El fútbol español tiene motivos para estar triste. Con esa tristeza que va más allá de los colores y el forofismo; más allá de las derrotas, de los odios sarracenos, de las bajas pasiones que habitan en torno a un balón, de esos amores canallas que ansían tanto el triunfo propio como el fracaso del enemigo que más despreciamos. Andrés Iniesta se nos va y se apodera de nosotros una desazón que nos anuncia que las tardes de fútbol en España, a partir de la temporada que viene, ya no serán igual sin él.

Hacemos este deporte más y más grande cada vez que nos rendimos ante alguien que no viste nuestros colores. Esto es lo que convierte el once contra once en algo único e irrepetible. Iniesta consigue lo que muy pocos: que nos quitemos la camiseta y nos quedemos simplemente con el fútbol. Como hicieron el sábado pasado los aficionados del equipo rival cuando el manchego ilustre abandonó el terreno de juego y se pusieron en pie para ovacionarle sin desmayo, para decirle que querían seguir disfrutando de él aunque fuera en el bando contrario.

Él nos enseñó el camino cuando marcó en Sudáfrica el gol más importante de su vida, y posiblemente de todas las nuestras, y se lo dedicó entre lágrimas de emoción a un compañero desaparecido que además jugaba en un equipo que detestan hasta la saciedad los seguidores del conjunto de Andrés. “Dani Jarque siempre con nosotros”, leyó el mundo entero cuando se despojó de su elástica para que todos en todas partes recordaran al futbolista muerto tanto como al goleador circunstancial.

Iniesta no es de mi equipo pero yo sí que soy de Iniesta. Siempre lo seré. Es uno de esos jugadores que convierten este juego en algo más que un deporte, casi en una expresión artística; él es la esencia, la sencillez absoluta, el geómetra que tira rayas como dardos que siempre alcanzan la diana, el que danza con un balón pegado al pie, el que siempre escapa aunque esté rodeado, el que levanta la cabeza y ve lo que muy pocos son capaces de ver.

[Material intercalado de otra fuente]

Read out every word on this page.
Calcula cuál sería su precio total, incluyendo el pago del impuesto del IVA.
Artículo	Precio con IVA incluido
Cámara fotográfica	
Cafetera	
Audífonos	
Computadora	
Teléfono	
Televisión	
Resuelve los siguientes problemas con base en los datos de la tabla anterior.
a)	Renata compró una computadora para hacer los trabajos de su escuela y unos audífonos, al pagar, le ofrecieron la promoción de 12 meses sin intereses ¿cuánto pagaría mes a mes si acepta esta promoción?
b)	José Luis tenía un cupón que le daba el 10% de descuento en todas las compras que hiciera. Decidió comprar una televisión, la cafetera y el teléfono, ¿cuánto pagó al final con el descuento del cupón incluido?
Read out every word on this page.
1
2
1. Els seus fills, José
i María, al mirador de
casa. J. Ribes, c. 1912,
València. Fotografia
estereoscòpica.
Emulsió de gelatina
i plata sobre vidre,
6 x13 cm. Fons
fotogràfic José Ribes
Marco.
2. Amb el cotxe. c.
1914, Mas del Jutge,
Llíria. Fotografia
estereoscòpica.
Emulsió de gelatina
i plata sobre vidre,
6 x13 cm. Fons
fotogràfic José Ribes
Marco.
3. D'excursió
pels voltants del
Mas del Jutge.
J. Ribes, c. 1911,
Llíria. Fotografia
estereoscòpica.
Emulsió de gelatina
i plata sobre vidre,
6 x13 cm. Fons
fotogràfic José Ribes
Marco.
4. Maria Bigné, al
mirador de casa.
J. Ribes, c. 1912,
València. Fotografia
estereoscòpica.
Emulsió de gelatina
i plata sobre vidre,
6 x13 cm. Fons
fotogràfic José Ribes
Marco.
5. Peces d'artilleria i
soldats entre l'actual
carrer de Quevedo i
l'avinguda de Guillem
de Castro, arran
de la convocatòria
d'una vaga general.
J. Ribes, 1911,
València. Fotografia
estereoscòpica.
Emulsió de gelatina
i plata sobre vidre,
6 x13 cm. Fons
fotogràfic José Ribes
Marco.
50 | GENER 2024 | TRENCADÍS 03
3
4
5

Pero no quiero ceñirme únicamente a su forma de jugar a la pelota. Voy más lejos y me centro y me quedo en la persona, en la humildad que destila uno de los deportistas más importantes de nuestra historia. Siempre ha intentado permanecer ajeno a la inmortalidad que desde aquél 11 de junio de 2010, en el Soccer City de Johannesburgo, le persigue sin alcanzarle, sin rozarle siquiera. Él así lo ha querido, siempre ha vuelto a sus orígenes, nunca ha sobrevolado por encima de sí mismo.

Él hace que el fútbol sea algo humano, algo cercano, entrañable. Alejado de las estrellas y el barro que a veces lo enfanga todo y a todos. Fuera de los circuitos de las mega estrellas, los culebrones y las estupideces, cercano siempre a la tierra, auténtico como el blanco y negro; y de carne y hueso, absolutamente de carne y hueso. Él nos devuelve a ese fútbol de patio de colegio que jugábamos en nuestra infancia hasta que finalizaba el recreo; a ese campo de tierra improvisado donde la piedras marcaban las porterías y donde las fiestas de guardar quemábamos los zapatos y destrozábamos la ropa que a lo peor acabábamos de estrenar.

Iniesta se nos va de entre las manos. Y con él ese futbolista auténtico y humano que ama su deporte hasta la saciedad pero que siempre entendió que la vida es mucho más importante que un balón de fútbol.